• High Tech beim Kochen

    Wasser, neben Luft einer der lebenserhaltenden Substanzen und der vier Elemente, findet man in unseren Ländern ausreichend. Dreht man nur den Wasserhahn auf so tröpfelt das wertvolle Mineral heraus. Hier kommt es vor allem für Hygiene und Gesundheit ins Spiel. Hygiene beim Putzen und Säubern, aber auch und hauptsächlich für die persönliche Körperhygiene.
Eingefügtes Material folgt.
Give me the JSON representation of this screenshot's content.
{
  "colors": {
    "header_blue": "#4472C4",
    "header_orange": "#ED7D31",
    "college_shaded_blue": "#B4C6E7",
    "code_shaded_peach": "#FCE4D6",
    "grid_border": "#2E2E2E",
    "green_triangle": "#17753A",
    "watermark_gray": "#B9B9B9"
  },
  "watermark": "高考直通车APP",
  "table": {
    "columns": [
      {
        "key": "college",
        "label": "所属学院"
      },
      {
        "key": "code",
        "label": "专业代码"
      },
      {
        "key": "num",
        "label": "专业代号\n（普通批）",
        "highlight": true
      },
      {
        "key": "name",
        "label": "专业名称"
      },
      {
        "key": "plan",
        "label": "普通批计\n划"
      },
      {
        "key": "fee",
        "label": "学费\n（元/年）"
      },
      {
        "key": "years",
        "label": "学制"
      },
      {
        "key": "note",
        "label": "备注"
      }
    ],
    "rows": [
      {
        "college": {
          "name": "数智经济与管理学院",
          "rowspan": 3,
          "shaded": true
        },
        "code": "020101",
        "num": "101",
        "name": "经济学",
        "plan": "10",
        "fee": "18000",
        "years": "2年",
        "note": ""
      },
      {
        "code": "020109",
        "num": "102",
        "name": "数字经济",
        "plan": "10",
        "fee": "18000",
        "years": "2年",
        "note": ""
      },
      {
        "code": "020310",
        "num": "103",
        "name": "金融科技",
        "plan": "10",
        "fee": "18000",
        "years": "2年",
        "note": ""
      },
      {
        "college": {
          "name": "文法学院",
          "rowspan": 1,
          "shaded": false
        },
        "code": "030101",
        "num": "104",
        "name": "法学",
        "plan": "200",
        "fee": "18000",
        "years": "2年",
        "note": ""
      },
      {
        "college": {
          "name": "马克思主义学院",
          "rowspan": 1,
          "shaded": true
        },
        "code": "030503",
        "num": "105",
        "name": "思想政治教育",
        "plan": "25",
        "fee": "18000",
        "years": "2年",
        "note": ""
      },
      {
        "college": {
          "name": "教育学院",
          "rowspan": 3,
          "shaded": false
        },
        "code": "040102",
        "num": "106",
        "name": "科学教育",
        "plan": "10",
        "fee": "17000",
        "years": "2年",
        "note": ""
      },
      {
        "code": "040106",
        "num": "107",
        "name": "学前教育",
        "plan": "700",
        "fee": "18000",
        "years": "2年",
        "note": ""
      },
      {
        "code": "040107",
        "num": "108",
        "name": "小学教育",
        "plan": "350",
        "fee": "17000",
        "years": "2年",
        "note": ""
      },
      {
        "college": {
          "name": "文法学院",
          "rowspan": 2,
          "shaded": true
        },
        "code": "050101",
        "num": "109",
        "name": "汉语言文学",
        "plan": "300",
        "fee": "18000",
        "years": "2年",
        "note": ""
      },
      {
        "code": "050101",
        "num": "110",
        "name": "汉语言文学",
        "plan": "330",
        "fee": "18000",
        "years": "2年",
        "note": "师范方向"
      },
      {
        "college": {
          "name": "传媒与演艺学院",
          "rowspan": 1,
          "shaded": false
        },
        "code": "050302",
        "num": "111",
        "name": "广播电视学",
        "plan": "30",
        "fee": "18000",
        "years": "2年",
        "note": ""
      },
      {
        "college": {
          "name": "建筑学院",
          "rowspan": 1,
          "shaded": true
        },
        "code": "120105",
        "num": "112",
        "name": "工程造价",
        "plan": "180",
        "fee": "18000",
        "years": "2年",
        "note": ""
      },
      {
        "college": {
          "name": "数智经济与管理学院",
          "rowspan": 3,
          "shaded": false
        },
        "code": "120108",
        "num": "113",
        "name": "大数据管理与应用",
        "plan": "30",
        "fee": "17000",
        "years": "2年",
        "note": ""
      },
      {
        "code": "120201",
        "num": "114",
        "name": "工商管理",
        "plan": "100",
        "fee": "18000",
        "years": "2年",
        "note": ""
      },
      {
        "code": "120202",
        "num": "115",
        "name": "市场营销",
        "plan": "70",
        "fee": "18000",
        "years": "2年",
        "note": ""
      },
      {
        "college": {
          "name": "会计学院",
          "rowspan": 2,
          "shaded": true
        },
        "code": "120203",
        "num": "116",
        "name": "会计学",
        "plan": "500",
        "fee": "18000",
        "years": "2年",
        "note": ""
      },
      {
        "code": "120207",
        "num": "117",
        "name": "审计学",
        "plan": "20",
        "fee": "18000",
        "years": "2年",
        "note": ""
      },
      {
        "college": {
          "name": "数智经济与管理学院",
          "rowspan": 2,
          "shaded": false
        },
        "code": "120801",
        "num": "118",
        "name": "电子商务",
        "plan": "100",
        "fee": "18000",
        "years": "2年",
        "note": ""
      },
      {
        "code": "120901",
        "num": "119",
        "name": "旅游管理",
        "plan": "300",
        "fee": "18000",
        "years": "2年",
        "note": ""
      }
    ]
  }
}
    Wenn von Gesundheit die Sprache ist, reicht es vom täglichen Glas Wasser oder, noch besser, mehreren Gläsern, zum Waschen von Gemüse und Obst über das Vorbereiten leckerer, gesunder Getränke. Auch wenn Schwarztee und Kaffee nicht zu den gesunden Getränken handeln, so gibt es doch zahlreiche Kräuter- und Früchtetees so wie selbstgemixte Obst- und Gemüsesäfte.

    Die Küchenplanung ist ohne Wasser überhaupt nicht mehr auszumalen, auch nicht ohne heißes Wasser direkt aus dem Hahn. Dieses wird vor allem beim Spülen auf der Hand, nach der Zubereitung leckerer Speisen, angewendet. Oder wenn man das Seifenwasser vorbereitet um die Wohnung wieder blitzblank zu säubern. So spart man lange Zeit beim Erhitzen vom Wasser in Töpfen oder Wasserkocher. Ein neue Innovation ist der sogennate „Quooker“ – ein Wasserhahn, der sprudelnd kochend heisses Wasser produziert. Durch den Wasserhahn kommt das Wasser entsprechend aufbereitet und wird vor allem in Gourmetrestaurants, Profiküchen und Kaffeeliebhaber eingesetzt.

    Am meisten wird das heiße Wasser aber bei der morgendlichen Dusche im noch verschlafenen Zustand und in kalter Wohnung genoßen. Anstatt den Tag grießgrämig anzufangen, da man sich kaum unter den frierenden Wasserstrahl getraut hat, steigt man mit einem Lächeln aus der Wanne, das sagt: „Heute wird ein schöner Tag. Ich bin voller frischer Energie.“ Noch schell die Zähne mit frischem Wasser putzen und schon geht es mit frischem Geruch und bewaffnet mit einer Flasche frischen Wassers, als Energiespender, raus in die Welt um Wunder zu vollbringen.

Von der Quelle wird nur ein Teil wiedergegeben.